We do not talk about the deployment. Not ever! Sometimes I really wish that he would. all I can do is say a prayer every minute of the day that when he is over there that he comes home to us. I find no comfort in the up coming deployment. I know no matter what I do to keep busy I wont deal well it all. Others my think and I have it all together and can deal very well with deployments. That I don't need others help and can do just fine. Little do they know what really goes on behind closed doors or at the end of the day when it is so very cold and very dark out. I cry myself to sleep, sleep that never really comes. I jump every time I hear car. I jump in the middle of the night when the phone rings. Waiting before I answer, thinking who in the hell would be calling at this hour, other then someone to say my husband has been hurt.
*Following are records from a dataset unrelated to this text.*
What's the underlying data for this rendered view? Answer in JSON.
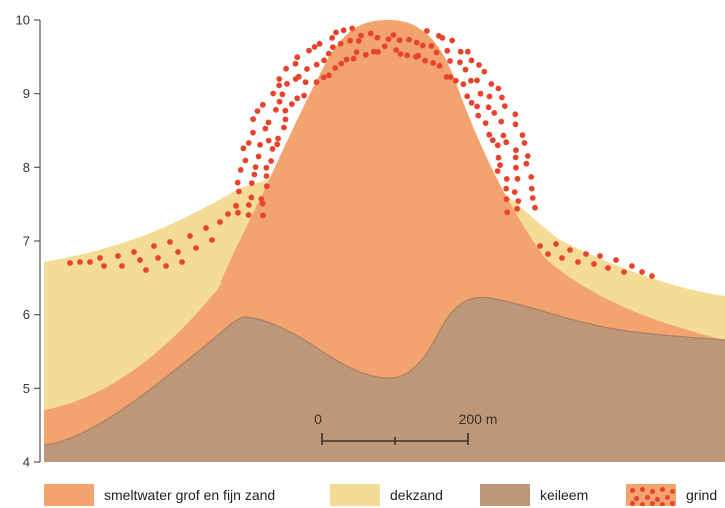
{
  "axis": {
    "ticks": [
      "10",
      "9",
      "8",
      "7",
      "6",
      "5",
      "4"
    ]
  },
  "scale_bar": {
    "start_label": "0",
    "end_label": "200 m"
  },
  "colors": {
    "smeltwater": "#f3a36e",
    "dekzand": "#f4dc96",
    "keileem": "#bd9778",
    "grind": "#e8432c"
  },
  "legend": [
    {
      "key": "smeltwater",
      "label": "smeltwater grof en fijn zand",
      "icon": "orange-swatch"
    },
    {
      "key": "dekzand",
      "label": "dekzand",
      "icon": "yellow-swatch"
    },
    {
      "key": "keileem",
      "label": "keileem",
      "icon": "brown-swatch"
    },
    {
      "key": "grind",
      "label": "grind",
      "icon": "red-dots-swatch"
    }
  ]
}
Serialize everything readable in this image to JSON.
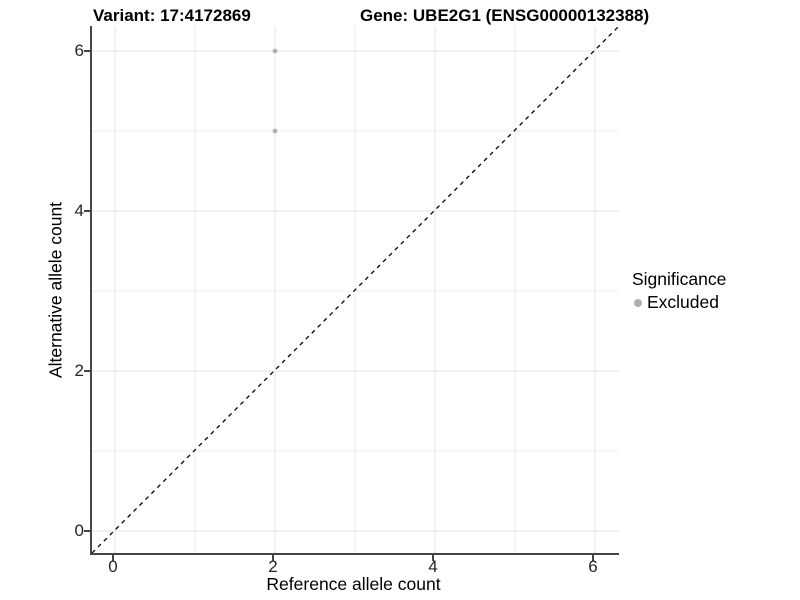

Then after answering it hearing his every tired voice say "hi darlin" and then everything is okay for the time being......I still cant believe that in a few weeks he will not be at home, he will be other there.....

Thursday, July 24, 2008

1 Month 23 Days Until Boots in the Sand AGAIN...

M has been gone at NTC for what seems like forever. It has really only been about 3 weeks. Now that really isn't that long. The kids and I have tried to keep busy. I have been busy with care team meetings. I still wonder how I am going to do it if the time comes. I cant help but think it is going to be me who will need the care team. God I hope not!!! I still don't know how to deal with this up coming deployment. I just don't want to!!! I put up a good front to all that it is really not that hard and no big deal. Ya right.....

Saturday, July 5, 2008

It has been a long time

Well M left for NTC 430am on the 4Th of July. This was all a flash back from the first deployment. I took him to the until about noon on the 3rd. Okay on big deal it is only for a month. It was a very long day with the kids. All the flash backs of hating having to be a single parent again. Now I know he had only been gone about 12 hours when I get a call about 11pm that night "guess where I am" the plane never left! It had broke down and they were all sitting in the bus on the runway waiting for it be fixed after a few hours when it couldn't they were all sent home for 4 hours. It was nice to have him home for at least a few hours again.

I know that this deployment is going to be HELL!!! I don't want to do it!!I don't want to deal with it. I don't have a good feeling about it!! I want m to come home!! I want to retire from the military and get on with life and normal life..well at least what ever normal is! I cant do the bath times, homework,weekends,household up keep on my own again. Yes I have done this a few times but I remember so clearly how it really was. Even though when ask oh yes we are fine it is not big deal. When really inside I am falling apart. I don't fall apart in front of the kids. I wait until they are all a sleep. UGH...UGH...UGH.. if I was a drinker I would have a drink...
If anyone reads this what do you do to deal with all this????